Like Randle, Senoyuit also thought the vaccine was pretty painless.
"I actually feel like that is the least painful vaccination I’ve gotten in my entire life was really easy. I had an awesome corpsman who gave me my shot," she said.
"I felt humbled to be part of what I perceive to be a historic moment."
More on the novel vaccinations.
Pfizer’s COVID-19 vaccine comes in two doses that were determined to be 94% effective in preventing infection.
The doses that Naval Medical Center received are not a part of the county’s 28,000-dose supply. A portion of the Balboa Park-based hospital’s doses will be shipped to Naval Hospital Camp Pendleton, which will begin distributing them on Wednesday.
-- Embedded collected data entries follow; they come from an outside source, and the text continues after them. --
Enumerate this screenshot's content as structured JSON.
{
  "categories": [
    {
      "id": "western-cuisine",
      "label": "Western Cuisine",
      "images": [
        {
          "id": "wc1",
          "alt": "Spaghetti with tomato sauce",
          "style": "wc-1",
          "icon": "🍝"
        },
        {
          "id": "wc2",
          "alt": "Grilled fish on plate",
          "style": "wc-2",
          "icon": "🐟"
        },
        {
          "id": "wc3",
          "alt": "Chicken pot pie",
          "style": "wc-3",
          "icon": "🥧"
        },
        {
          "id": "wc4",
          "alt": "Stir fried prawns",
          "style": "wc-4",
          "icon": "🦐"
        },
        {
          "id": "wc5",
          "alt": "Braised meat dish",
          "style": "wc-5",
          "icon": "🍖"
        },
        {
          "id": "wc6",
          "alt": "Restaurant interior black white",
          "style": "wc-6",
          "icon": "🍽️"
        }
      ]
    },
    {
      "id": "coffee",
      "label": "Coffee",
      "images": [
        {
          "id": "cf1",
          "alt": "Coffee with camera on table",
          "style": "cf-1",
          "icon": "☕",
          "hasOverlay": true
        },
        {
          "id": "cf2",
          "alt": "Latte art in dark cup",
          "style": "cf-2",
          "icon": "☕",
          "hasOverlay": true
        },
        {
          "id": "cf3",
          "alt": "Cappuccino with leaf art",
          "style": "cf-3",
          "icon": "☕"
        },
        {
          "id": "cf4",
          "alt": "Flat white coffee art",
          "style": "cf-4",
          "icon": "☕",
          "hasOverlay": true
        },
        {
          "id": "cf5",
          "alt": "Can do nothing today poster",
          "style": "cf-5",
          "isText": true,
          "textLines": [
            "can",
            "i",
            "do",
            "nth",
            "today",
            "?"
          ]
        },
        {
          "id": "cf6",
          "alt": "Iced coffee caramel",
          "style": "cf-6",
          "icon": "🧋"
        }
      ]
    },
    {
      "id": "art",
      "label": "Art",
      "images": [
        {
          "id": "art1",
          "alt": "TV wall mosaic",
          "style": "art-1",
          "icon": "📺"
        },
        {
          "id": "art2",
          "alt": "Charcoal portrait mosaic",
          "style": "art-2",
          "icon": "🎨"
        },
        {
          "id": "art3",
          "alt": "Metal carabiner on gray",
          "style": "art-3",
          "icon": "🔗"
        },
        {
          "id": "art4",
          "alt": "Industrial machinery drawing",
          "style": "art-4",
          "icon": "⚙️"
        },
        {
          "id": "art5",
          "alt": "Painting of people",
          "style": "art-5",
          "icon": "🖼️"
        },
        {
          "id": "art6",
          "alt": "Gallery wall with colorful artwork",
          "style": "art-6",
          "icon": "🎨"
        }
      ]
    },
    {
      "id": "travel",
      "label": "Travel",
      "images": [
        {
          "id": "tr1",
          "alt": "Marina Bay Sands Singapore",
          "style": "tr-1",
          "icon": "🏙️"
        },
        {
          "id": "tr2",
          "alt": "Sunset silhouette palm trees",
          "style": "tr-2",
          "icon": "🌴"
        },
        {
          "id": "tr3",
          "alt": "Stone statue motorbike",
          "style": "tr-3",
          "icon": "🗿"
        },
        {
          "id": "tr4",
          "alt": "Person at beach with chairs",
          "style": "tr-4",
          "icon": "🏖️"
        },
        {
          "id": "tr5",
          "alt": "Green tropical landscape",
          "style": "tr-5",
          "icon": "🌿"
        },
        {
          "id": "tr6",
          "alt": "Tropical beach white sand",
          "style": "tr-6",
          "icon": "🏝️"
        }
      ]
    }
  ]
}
Active and reserve service members will be able to receive the vaccine voluntarily in the coming days. They are not required to get the shots.
San Diego County is expected to administer the vaccine to health care workers once the region receives its shipment of the 28,000-dose supply over the next couple of days, according to public health officials.
Administering the vaccine to the public will be a three-phase process in which health care workers and long-term care workers and residents will be given priority, followed by essential workers, then adults who are over the age of 65 or who have medical conditions.
In Phase 2 of the vaccine roll out, critical workers not included in Phase 1 will be eligible for the vaccine, as well as children and young adults under the age of 30. Phase 3 includes everyone else in the U.S.
Side effects may include swelling, fatigue, irritation, pain or headache. Some patients who have taken the vaccine reported chills and low-grade fever, according to former FDA chief Dr. Margaret Hamburg.
Vaccine doses bought with U.S. taxpayer dollars will be free to Americans, according to the CDC. However, vaccination providers could charge an administration fee if they chose to.
Where in San Diego Are the First Doses of the COVID-19 Vaccine Going?
What to Know
- Naval Medical Center San Diego and Naval Hospital Camp Pendleton are the first sites to receive the Pfizer COVID-19 vaccine in San Diego County.
- UC San Diego Health is also preparing to receive the vaccine.
- Rady Children's Hospital has been tapped as a storage site for the COVID-19 vaccine due to its highly secure, ultra-low-temperature freezer storage capacity.
In addition to the doses received at Naval Medical Center San Diego, Rady Children’s Hospital also received the Pfizer coronavirus vaccine Tuesday.
The facility in San Diego’s Kearny Mesa area had been tapped earlier this month by the California Department of Public Health to serve as a site to store COVID-19.
Rady Children’s Hospital is equipped with highly secure, sub-zero temperature freezer storage capacity – perfect for housing the vaccine.
The doses arrived at the hospital Tuesday morning, packed in dry ice.
Rady Children’s Hospital planned to start vaccinating critical care health care workers Tuesday afternoon.
About half of the county’s 28,000 doses expected this week arrived on Tuesday. Approximately 2,000 of those doses were received at Rady Children’s, while 2,925 doses headed to UC San Diego Medical Center.
Each of the county’s health care systems has put in their requests for the vaccine based on their needs.
As of Tuesday, the vaccine doses are scheduled to be administered as followed:
- Rady Children’s Hospital
- Naval Medical Center San Diego
- UC San Diego Health
- Naval Hospital Camp Pendleton
- Kaiser Permanente, Grantville location
- Kaiser Permanente, Kearny Mesa location
- Scripps Health
Dr. Davey Smith, MD, MAS/Head of Infectious Disease at UC San Diego, told NBC 7 Monday that he would be one of the first frontline health care workers to be given the vaccine in San Diego.
He was ready.
“I’m super hopeful,” Smith told NBC 7. “It’s like the end of the beginning of all of this mess, right?”
“My arm is ready. I’m ready,” he added.
Smith said the vaccine will add “another level of security and confidence” in San Diego’s healthcare system and, in his words, “hopefully reinvigorate us.”